Now I am no friend of the tobacco industry, and if it were up to me
cigarettes would be illegal. Cigarettes are bad for you. Smoking causes
all kinds of health problems. But the notion that a smoker deserves cancer
is an ugly and vindictive way of thinking. Unfortunately, that mind-set
has permeated our society to the extent that my own mother, who lived her
life selflessly, had been brainwashed into believing that she deserved
cancer.
This is also precisely the kind of thinking that has led to the current
state of lung cancer research.

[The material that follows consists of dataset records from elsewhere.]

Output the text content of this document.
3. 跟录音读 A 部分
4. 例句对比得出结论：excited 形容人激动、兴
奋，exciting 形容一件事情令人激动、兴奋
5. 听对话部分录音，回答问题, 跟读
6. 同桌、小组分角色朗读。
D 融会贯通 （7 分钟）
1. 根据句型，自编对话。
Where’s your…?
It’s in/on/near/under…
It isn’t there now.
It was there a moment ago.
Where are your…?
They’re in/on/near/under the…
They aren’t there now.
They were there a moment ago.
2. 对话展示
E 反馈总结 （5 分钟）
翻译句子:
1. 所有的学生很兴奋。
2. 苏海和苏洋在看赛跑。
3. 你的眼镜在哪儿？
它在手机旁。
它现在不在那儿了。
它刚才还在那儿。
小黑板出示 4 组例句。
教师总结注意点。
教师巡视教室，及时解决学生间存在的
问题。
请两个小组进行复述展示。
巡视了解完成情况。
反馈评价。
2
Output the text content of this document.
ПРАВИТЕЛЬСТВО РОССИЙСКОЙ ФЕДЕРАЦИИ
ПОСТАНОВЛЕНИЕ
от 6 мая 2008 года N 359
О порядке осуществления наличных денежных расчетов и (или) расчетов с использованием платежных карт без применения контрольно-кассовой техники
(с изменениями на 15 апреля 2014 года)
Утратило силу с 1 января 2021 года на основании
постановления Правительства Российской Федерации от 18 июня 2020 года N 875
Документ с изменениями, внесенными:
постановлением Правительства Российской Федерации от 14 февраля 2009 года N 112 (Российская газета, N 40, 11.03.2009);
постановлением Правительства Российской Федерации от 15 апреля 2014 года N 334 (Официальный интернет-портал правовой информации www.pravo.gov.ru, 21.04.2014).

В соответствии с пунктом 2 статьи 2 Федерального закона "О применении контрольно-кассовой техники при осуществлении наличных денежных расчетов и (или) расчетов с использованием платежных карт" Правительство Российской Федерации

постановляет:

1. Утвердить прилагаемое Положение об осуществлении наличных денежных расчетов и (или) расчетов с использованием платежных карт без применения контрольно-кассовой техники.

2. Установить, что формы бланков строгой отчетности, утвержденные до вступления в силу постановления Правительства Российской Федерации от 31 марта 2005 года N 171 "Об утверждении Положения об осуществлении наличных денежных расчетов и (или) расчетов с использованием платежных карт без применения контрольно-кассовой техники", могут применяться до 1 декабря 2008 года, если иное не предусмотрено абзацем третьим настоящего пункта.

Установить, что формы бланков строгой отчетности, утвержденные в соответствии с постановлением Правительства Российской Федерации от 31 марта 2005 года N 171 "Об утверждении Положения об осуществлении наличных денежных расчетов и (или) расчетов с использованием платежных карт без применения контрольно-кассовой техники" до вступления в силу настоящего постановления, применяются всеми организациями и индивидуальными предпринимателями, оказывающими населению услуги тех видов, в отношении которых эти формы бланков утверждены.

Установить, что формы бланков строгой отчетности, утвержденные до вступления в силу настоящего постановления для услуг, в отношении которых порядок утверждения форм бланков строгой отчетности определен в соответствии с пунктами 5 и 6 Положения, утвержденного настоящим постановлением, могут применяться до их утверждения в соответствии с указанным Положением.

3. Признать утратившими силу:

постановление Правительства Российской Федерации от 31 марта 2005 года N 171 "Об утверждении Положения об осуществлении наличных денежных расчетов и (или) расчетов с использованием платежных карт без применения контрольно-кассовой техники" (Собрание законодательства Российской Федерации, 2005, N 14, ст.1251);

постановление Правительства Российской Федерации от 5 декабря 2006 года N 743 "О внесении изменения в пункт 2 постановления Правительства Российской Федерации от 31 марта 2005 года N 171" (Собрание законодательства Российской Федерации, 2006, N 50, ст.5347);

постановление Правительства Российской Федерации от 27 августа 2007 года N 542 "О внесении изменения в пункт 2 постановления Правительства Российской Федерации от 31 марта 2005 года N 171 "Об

In 2006, only $1,630 federal research
dollars per lung cancer death were spent on lung cancer research, compared
to $21,704 per breast cancer death, $14,731 per prostate cancer death, and
$4,829 per colorectal cancer death. In addition, the Department of Defense
funds research for breast, ovarian, and prostate cancers, among other
diseases, but it does not fund research into lung cancer, this country's
primary cancer killer.
Roseann's Gift was established to help put an end to the disparity in
research funding. But an equally important goal of Roseann's Gift is to
raise awareness and end the stigma associated with lung cancer, because as
long as the stigma remains lung cancer will continue to kill more people
than the next three leading cancer-killers combined.